With collaborators in the VA and other institutions, University of Iowa researchers who conducted this study observed that good control of common HIV-related comorbidities has become critical to care of people with HIV infection. But little is known about differences in quality of comorbidity control across HIV specialty clinics. They planned this cross-sectional analysis (1) to gauge variation in HIV control, hypertension control, and diabetes control between HIV clinics in the VA, and (2) to determine clinic-level correlations between HIV control and control of the two comorbidities.
Seeing about 25,000 veterans with HIV, the VA is the largest HIV care provider in the United States. This analysis involved HIV-positive veterans who received care at a single VA clinic in 2013. The investigators defined viral control as a last viral load at or below 200 copies in veterans taking antiretroviral therapy. Hypertension control meant a last blood pressure below 140/90 mm Hg in HIV-positive veterans. And diabetes control meant a last hemoglobin A1c below 9% in veterans with HIV.

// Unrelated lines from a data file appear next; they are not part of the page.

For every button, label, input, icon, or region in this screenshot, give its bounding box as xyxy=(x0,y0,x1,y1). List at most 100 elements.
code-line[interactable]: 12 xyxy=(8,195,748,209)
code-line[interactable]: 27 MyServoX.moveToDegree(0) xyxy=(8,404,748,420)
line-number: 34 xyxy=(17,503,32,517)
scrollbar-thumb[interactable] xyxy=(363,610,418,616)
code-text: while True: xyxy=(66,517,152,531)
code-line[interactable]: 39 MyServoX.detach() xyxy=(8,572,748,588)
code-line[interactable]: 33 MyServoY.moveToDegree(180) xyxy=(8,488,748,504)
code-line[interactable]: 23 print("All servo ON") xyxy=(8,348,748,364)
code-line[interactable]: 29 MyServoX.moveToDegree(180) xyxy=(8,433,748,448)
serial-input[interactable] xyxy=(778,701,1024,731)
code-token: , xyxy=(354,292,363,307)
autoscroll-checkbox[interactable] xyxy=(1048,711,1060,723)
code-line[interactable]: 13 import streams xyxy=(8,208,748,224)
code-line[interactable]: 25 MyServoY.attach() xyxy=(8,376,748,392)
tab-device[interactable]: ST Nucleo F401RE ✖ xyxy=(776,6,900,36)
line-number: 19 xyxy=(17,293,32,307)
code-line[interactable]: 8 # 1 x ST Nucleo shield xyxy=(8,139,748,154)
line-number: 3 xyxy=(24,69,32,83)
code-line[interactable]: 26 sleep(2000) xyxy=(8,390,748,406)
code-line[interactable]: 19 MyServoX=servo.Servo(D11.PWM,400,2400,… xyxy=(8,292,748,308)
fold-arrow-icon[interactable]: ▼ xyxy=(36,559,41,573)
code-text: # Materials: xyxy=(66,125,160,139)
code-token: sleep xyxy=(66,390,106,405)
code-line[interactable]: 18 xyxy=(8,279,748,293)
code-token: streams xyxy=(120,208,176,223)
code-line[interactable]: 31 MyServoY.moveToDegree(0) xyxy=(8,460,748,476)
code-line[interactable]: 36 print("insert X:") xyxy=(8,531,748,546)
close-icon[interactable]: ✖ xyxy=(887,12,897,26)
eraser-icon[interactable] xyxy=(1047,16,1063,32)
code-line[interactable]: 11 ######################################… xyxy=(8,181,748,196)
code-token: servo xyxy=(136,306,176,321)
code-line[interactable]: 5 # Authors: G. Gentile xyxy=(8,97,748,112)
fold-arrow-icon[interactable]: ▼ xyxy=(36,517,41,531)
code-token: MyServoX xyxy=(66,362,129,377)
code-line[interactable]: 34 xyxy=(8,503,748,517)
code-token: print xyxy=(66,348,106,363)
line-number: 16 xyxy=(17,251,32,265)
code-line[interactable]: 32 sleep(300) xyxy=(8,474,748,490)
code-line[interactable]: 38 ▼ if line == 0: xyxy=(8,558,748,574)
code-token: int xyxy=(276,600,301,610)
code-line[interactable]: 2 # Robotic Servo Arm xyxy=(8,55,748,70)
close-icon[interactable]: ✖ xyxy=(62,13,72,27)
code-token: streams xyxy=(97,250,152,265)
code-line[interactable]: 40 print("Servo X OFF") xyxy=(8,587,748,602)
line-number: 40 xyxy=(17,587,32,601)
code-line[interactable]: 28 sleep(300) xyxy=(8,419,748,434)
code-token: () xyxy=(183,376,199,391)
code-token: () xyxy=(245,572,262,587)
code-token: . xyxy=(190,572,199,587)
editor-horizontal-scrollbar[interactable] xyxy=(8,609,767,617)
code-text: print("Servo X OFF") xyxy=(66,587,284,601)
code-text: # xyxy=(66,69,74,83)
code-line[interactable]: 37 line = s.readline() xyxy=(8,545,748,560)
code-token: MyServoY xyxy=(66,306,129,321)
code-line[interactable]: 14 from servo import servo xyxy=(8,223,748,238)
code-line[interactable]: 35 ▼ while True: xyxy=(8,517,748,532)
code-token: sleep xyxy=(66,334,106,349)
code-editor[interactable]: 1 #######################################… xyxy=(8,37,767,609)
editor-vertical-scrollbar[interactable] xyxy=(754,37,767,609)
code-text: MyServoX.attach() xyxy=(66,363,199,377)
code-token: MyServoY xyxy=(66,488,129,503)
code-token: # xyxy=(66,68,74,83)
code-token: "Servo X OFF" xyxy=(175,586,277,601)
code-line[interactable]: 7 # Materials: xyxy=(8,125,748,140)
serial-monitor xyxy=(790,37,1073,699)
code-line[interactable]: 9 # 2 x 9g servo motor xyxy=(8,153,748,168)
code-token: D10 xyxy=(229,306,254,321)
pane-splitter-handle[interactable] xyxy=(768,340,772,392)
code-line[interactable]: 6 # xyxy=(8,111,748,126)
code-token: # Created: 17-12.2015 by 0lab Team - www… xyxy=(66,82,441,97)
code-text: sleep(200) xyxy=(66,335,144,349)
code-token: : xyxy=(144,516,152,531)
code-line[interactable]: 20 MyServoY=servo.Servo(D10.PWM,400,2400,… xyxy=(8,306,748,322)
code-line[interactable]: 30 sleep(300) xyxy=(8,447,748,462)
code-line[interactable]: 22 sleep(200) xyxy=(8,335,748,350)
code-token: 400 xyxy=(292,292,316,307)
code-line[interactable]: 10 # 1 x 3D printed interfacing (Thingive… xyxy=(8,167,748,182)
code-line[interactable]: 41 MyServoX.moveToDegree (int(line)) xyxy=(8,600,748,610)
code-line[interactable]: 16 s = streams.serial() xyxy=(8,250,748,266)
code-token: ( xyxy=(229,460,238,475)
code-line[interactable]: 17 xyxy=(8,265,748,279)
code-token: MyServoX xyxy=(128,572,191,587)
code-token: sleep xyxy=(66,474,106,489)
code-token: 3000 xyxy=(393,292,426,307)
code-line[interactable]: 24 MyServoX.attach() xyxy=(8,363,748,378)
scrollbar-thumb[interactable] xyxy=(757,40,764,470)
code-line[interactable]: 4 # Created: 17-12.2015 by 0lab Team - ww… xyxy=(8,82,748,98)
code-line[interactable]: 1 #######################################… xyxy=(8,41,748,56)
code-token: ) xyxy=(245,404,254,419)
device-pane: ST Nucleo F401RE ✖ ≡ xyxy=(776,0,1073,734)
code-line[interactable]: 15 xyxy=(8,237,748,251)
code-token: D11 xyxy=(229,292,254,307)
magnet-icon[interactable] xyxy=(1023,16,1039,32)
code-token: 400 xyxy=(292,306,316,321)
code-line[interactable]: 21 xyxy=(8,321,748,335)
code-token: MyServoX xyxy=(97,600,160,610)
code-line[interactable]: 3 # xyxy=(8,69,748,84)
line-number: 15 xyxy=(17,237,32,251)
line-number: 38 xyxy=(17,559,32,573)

The researchers limited the analysis to clinics with more than 25 veterans receiving care for HIV plus either hypertension or diabetes. Statistical analysis of clinic disease-control rates adjusted for demographics, other comorbidities, nadir CD4 count, residential ZIP-code poverty rates from census data, and time receiving HIV care in the VA. The investigators defined high-performing clinics as those in the top one-fifth for each measure (HIV, blood pressure, and A1c control).

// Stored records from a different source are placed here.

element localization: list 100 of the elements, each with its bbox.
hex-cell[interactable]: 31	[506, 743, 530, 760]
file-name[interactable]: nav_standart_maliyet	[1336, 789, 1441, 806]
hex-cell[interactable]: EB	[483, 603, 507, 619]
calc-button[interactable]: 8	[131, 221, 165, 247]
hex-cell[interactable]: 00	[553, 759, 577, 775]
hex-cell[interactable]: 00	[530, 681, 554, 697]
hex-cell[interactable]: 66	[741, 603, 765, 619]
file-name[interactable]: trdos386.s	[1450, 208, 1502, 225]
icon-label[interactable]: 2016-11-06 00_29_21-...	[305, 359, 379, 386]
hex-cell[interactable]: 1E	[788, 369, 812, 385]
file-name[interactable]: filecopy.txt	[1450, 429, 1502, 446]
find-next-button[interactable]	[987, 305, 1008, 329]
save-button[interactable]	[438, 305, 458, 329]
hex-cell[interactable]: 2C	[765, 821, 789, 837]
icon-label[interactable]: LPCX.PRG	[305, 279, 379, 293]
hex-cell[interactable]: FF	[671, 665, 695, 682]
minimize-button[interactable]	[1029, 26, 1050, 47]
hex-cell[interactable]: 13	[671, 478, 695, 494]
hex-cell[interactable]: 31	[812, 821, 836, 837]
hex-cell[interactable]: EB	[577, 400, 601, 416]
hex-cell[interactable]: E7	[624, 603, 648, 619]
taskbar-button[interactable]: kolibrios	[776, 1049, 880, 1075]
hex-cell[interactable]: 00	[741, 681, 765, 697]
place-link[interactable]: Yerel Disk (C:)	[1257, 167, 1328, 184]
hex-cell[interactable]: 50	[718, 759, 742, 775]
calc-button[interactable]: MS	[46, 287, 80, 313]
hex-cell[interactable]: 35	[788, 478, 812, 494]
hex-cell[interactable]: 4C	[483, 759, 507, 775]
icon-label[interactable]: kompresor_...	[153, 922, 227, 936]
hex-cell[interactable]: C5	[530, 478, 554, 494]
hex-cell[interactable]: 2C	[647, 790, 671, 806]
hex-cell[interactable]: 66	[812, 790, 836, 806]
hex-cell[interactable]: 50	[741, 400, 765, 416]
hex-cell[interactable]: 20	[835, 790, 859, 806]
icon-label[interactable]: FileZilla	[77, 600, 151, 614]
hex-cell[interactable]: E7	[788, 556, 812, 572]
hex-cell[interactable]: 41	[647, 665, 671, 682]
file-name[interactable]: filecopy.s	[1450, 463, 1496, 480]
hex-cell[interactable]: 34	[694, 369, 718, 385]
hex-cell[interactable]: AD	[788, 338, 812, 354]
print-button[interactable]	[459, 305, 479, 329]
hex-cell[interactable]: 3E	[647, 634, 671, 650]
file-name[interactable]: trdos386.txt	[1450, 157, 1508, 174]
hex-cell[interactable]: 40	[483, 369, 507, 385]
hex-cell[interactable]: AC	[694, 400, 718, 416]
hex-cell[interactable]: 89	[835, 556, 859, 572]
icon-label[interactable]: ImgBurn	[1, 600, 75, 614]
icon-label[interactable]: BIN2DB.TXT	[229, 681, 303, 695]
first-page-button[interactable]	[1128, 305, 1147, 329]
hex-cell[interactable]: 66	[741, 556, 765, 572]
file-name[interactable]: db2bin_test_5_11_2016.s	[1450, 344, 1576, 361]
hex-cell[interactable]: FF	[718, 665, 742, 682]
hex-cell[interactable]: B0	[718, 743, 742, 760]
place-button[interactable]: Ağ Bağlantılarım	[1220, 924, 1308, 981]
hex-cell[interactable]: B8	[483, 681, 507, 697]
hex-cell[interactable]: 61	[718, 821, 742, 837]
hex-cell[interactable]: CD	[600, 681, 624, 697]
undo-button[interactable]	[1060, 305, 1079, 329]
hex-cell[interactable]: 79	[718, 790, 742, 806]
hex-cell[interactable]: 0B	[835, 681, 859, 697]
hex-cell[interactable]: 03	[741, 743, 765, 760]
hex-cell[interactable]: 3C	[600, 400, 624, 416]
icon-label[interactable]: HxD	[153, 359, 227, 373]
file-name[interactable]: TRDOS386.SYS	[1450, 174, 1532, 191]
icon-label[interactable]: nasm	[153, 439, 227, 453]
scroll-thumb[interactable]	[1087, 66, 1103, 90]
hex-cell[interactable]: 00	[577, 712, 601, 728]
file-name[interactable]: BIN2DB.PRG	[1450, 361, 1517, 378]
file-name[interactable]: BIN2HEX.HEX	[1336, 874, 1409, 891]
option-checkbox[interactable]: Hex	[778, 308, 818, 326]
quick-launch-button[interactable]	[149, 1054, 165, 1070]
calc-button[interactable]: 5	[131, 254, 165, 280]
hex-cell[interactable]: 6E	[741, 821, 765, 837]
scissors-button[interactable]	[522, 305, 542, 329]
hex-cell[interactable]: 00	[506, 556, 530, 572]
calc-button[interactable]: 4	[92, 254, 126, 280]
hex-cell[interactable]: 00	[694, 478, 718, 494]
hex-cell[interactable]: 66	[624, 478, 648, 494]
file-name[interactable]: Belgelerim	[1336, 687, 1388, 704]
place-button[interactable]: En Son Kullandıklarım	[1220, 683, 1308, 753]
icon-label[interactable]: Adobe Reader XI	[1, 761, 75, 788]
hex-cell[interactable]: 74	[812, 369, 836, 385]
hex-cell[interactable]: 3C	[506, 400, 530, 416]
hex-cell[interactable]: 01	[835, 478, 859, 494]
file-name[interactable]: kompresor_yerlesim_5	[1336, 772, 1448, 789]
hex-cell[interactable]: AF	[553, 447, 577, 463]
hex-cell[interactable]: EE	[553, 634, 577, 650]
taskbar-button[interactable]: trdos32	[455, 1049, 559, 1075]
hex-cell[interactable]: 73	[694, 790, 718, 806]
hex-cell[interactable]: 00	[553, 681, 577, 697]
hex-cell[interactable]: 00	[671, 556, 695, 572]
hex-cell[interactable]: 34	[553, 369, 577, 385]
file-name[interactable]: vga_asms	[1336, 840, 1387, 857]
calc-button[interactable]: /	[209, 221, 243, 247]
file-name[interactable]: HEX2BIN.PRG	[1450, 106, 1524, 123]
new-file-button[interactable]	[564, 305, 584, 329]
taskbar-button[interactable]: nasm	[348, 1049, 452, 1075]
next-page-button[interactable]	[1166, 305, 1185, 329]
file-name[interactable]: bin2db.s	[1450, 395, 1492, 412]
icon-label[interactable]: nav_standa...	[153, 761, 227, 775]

The study group included 21,334 veterans, 97% of them men, 50% black, and 44% white. Age averaged 54, and years in care averaged 8.8. Almost all veterans (94%) were taking antiretroviral therapy, 90% had a viral load below 200 copies; 39% had a hypertension diagnosis, and 69% of them had hypertension control; 17% had a diabetes diagnosis, and 87% of them had diabetes control.

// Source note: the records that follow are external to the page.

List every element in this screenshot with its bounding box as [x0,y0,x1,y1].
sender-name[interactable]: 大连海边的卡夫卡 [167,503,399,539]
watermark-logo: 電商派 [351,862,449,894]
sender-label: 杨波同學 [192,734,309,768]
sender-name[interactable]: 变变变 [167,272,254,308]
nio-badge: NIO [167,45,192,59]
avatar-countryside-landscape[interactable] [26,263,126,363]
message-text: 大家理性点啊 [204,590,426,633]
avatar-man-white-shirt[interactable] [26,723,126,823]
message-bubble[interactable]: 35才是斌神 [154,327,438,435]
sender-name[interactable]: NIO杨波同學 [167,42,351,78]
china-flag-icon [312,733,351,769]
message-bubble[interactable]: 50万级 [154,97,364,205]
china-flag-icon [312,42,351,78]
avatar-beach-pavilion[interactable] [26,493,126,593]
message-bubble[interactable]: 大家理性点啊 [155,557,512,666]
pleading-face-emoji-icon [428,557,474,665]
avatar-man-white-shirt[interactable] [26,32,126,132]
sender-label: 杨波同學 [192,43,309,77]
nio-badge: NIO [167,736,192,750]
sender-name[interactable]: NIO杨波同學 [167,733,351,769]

Among 109 clinics analyzed for HIV load, control rates ranged from 73% to 100% and averaged 90%. Among 75 clinics assessed for hypertension, control rates ranged from 51% to 84% and averaged 68%. Among 42 clinics in the diabetes analysis, control rates ranged from 71% to 98% and averaged 88%.
Across 75 clinics, HIV control did not correlate with blood pressure control (r = 0.18, P = 0.26). Across 42 clinics, HIV control did not correlate with A1c control (r = 0.13, P = 0.40). And across 42 clinics, A1c control correlated only modestly with blood pressure control (r = 0.27, P = 0.08). Fewer than 5% of clinics ranked as a high-performing clinic for both HIV control and hypertension control.
The researchers concluded that "control measures are not highly correlated at [the] clinic level" and "there does not appear to be a single construct of globally 'high performing' clinics." They suggested that quality-improvement programs aimed at one condition "may have no or unintended effects on other domains of care."
1. Ohl M, Richardson K, Parker V, et al. HIV viral control and comorbidity control are not highly correlated at the level of the HIV clinic. IDWeek 2015, October 7-11, San Diego. Abstract 729.